San Salomone-Marino, sulla famiglia del contadino siciliano, dice: «Il capo della famiglia è autocrate; la volontà sua è legge e viene eseguita sul tamburo, senza osservazioni; salvo che la massaia non brontoli un po’ tra sé e sé, aspettando a condannarla apertamente quando lo sperato effetto è mancato, o s’è avuto contrario. E allora lo sposo non fiata, vinto dalla evidenza dei fatti; ma non per ciò si confessa in torto, che non intende ledere in verun modo l’autorità propria. Anch’essa, la massaia, ha la sua parte di impero assoluto: l’azienda domestica è sua, e qui il suo uomo non deve metter becco, né alcun altro della famiglia (…). Sposo e sposa si danno seriamente del voi; parlando con terzi, il marito non è indicato altrimenti che con un efficace iddu, come la moglie con idda, e l’intendono tutti. Marito e moglie non sono visti a farsi carezze; si trattano apparentemente con un certo sussiego, più spiccato in lui; ma non perciò le loro anime sentono meno potentemente.
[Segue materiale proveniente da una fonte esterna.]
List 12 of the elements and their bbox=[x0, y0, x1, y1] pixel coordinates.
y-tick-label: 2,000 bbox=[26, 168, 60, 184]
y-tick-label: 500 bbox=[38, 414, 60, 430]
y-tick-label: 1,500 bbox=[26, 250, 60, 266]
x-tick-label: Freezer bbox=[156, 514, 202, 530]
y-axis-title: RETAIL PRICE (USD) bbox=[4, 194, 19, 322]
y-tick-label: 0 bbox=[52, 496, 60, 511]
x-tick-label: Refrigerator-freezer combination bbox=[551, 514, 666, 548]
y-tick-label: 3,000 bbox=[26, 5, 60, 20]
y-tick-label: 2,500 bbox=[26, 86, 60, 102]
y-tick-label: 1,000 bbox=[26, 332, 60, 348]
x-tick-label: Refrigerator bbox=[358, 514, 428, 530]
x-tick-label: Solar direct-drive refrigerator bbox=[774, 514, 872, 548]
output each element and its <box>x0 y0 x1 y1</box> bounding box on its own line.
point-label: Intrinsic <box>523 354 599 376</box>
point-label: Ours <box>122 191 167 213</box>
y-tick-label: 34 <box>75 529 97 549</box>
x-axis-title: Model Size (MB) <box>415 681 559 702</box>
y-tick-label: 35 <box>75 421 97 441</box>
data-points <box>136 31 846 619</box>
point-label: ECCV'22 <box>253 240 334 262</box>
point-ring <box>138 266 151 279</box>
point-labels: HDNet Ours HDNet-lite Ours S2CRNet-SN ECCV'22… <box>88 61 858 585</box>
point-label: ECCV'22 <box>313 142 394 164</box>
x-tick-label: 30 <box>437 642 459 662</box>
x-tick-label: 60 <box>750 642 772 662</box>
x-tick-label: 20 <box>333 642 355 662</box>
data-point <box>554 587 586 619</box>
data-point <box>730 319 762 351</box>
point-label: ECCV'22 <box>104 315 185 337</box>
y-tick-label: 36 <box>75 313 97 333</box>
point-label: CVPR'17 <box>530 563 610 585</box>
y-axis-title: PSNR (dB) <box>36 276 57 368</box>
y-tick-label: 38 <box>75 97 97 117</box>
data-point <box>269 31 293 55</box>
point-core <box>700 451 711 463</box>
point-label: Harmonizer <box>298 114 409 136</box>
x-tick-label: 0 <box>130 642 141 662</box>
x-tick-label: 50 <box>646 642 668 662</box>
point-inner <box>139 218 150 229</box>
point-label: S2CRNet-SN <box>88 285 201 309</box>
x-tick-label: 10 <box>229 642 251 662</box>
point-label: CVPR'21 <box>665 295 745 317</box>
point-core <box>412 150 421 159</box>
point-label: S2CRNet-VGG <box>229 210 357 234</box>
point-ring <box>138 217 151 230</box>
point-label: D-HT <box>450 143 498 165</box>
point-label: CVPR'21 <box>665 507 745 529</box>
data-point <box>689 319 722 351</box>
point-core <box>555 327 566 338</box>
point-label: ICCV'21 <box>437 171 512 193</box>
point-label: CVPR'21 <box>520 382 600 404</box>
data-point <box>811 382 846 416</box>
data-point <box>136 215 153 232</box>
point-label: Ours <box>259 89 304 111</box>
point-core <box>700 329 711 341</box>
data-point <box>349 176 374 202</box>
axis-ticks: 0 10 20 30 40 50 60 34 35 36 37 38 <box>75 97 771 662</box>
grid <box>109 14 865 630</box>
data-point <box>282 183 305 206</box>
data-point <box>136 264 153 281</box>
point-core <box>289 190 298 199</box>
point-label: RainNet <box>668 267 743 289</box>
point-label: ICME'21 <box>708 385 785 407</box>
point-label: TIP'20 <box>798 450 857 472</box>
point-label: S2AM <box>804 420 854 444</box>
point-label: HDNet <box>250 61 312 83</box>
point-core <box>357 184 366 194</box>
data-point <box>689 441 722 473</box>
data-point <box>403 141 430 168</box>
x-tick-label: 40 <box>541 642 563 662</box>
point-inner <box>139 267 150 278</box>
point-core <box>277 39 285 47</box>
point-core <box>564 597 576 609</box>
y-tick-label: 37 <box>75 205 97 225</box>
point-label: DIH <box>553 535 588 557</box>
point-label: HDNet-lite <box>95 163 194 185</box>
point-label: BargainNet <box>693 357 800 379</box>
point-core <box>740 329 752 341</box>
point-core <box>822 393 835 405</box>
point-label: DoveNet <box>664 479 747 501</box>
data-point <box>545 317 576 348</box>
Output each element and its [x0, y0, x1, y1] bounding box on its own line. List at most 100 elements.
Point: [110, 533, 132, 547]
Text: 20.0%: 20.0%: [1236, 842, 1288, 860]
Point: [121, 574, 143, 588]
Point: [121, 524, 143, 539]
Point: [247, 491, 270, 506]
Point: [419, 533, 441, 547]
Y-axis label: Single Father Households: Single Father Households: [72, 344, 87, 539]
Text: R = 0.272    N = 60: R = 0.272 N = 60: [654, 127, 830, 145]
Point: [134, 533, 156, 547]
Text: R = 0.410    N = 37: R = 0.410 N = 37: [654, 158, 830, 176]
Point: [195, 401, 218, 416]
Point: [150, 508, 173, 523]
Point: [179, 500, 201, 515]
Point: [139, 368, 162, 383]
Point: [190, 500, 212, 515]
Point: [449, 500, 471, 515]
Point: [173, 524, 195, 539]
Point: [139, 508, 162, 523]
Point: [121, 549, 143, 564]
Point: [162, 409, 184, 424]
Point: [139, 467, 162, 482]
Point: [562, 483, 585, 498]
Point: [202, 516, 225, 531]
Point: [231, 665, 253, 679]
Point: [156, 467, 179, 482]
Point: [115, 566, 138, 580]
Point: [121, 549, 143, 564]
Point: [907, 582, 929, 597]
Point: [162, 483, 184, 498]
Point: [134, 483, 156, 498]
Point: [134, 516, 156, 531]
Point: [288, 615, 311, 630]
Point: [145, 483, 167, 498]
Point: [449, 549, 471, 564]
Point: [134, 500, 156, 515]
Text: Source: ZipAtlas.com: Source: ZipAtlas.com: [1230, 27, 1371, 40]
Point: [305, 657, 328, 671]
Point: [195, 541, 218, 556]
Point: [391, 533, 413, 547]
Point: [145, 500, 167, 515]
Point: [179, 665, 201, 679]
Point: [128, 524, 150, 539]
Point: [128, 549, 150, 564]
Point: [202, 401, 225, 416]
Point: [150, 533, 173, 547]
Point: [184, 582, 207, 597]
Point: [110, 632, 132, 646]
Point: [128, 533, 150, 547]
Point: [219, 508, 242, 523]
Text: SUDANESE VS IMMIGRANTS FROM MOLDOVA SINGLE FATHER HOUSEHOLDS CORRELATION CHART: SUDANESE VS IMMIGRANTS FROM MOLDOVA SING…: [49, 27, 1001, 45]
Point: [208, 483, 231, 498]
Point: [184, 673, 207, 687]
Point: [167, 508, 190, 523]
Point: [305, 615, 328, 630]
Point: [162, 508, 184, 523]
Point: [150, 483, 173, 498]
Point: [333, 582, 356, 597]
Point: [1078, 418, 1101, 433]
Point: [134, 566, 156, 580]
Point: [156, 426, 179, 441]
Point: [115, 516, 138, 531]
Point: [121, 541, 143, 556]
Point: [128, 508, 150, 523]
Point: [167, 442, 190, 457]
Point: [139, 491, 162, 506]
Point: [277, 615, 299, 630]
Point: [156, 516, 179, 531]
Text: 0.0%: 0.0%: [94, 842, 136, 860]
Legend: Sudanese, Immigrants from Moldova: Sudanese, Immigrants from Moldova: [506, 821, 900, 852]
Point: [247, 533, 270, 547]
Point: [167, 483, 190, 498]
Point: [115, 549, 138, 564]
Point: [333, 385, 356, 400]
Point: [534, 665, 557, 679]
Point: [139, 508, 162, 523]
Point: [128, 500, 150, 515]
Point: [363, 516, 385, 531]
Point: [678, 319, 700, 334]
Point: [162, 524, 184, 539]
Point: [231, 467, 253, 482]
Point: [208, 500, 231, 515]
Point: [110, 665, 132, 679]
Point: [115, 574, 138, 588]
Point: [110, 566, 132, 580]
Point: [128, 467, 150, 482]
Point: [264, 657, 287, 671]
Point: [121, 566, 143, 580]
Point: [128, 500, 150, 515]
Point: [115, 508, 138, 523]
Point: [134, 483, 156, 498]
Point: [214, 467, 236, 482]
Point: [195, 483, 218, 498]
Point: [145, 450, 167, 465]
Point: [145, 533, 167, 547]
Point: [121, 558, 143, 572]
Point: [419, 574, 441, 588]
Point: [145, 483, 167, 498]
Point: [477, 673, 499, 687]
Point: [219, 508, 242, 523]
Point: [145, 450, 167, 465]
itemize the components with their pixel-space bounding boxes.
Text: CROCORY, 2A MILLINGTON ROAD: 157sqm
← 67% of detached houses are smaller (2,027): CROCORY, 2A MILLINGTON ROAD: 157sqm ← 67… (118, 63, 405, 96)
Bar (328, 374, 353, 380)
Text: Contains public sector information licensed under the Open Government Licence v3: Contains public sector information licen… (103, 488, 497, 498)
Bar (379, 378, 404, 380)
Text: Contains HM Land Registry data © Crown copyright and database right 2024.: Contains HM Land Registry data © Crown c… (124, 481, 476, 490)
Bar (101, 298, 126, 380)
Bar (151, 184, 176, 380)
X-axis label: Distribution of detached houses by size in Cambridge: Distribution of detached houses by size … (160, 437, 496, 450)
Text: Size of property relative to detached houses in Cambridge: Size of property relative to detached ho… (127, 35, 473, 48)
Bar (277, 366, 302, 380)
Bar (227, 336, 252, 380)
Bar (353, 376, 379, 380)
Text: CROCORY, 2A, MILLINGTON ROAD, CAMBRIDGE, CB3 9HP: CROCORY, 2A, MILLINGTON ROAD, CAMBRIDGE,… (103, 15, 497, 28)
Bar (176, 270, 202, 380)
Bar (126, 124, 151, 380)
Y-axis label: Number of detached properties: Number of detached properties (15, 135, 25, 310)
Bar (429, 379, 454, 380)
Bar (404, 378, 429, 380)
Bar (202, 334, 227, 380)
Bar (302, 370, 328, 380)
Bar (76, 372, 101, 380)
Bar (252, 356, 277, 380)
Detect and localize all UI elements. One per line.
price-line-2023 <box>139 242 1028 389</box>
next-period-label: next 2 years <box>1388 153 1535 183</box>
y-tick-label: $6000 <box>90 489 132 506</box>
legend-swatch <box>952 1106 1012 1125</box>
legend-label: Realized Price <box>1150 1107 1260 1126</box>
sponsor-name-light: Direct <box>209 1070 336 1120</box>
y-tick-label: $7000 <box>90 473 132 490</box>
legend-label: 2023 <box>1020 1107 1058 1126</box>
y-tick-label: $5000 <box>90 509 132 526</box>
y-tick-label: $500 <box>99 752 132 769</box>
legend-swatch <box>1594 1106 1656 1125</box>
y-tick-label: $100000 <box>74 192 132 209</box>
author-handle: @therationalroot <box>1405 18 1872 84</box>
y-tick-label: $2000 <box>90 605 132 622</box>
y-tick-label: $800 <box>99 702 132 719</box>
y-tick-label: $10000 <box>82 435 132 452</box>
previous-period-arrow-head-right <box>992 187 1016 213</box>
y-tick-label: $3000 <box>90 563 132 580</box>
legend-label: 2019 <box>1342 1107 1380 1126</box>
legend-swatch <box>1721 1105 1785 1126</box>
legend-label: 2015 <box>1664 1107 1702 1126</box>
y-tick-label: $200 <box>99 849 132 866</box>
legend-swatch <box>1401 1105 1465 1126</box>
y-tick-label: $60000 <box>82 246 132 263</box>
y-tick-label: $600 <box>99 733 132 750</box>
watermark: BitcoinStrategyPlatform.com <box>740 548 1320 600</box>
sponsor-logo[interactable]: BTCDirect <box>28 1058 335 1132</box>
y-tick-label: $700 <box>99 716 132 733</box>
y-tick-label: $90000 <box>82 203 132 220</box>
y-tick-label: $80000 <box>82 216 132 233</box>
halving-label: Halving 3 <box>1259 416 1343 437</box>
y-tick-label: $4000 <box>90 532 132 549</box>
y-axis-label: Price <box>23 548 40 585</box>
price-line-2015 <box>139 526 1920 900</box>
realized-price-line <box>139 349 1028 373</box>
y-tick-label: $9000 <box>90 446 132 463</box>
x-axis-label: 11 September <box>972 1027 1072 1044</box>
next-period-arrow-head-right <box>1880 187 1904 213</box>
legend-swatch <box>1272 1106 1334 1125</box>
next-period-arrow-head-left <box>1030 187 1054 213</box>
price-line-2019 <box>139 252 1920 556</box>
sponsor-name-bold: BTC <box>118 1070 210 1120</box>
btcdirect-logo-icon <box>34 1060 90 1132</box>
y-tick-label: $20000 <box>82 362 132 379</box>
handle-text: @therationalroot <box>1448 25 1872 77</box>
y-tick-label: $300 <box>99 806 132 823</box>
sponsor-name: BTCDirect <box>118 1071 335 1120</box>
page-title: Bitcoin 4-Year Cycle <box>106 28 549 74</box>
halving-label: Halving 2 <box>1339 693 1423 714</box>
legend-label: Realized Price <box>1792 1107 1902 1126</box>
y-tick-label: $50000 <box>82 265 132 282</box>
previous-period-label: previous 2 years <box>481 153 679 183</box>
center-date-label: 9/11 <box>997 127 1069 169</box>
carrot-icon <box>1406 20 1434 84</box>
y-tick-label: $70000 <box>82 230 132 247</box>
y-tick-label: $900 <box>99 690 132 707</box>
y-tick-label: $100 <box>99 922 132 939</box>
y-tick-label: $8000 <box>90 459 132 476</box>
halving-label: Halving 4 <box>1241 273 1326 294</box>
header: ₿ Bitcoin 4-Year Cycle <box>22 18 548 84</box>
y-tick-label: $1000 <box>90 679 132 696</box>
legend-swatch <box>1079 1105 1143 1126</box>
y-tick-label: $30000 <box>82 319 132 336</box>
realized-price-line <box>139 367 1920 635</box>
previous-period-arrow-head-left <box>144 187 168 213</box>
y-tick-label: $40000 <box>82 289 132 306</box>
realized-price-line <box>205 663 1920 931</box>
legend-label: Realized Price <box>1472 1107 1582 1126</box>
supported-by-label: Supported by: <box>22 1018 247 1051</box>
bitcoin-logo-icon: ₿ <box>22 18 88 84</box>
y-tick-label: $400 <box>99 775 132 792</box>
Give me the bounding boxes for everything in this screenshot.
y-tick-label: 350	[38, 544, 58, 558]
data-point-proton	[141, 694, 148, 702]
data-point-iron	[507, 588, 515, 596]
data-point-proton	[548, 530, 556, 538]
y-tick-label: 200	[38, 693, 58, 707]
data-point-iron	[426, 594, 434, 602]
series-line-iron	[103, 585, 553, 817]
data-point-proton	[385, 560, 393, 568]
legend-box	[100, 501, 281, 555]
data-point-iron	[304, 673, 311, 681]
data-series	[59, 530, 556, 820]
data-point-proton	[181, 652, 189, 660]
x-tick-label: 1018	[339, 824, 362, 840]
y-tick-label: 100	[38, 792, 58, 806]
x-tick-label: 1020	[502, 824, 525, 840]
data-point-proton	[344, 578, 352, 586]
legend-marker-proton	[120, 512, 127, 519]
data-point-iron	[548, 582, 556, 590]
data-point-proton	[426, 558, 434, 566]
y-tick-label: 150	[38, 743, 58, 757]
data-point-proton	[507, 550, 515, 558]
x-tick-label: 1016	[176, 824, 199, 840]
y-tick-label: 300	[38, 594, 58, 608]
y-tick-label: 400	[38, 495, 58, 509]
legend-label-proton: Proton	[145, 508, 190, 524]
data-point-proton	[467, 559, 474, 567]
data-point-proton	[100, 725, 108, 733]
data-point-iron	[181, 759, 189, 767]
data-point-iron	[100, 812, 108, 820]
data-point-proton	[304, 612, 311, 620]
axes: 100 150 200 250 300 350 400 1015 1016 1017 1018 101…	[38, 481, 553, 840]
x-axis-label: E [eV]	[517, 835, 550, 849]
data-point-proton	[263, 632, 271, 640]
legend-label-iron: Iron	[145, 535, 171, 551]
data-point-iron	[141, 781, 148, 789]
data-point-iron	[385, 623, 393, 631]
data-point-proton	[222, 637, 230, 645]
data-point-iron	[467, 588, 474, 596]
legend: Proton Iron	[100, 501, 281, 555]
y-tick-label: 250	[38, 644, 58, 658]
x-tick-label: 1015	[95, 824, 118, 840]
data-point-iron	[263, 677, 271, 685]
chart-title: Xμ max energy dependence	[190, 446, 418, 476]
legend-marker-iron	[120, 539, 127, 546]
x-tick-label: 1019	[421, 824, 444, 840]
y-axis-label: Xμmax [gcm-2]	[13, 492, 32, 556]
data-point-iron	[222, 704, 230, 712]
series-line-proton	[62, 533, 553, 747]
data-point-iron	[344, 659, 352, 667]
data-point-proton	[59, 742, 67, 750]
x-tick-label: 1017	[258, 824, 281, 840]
Mangiano, s’egli è in casa, nell’istesso piatto; ma ella gli sta presso con una certa soggezione, rannicchiata quasi, e mangia a piccoli bocconi, badando sempre a farne minor numero di lui, a non cominciare se prima lui non comincia.»
Il galateo ha riscritto ricette alternative, e le femministe non hanno, alla luce di questi presupposti, lottato a vuoto.
Va precisato, opportunamente, come esista nella tradizione popolare una sfera ampia di cortesia, che va oltre la rigidità delle parti e si apre all’onore, al rispetto e alla reciproca intesa. Una delle note più caratteristiche è l’ospitalità intesa come sentore morale, come slancio intimo: «Questa casa è di Dio e dell’ospite» diceva un codice non scritto, ma impresso nello spirito degli umili. E molto su di essi potrei aggiungere, dai gesti di saluto e cortesia a quelli di devozione, scherno, sfida o sberleffo.
La loro frequenza nei rapporti sociali ci impedisce di afferrarne il valore simbolico, ma dove la tradizione popolare non ha reciso ogni radice, la gestualità ha conservato il valore di una seconda lingua, una traccia di ciò che ci ha condotti dalla selce al microchip.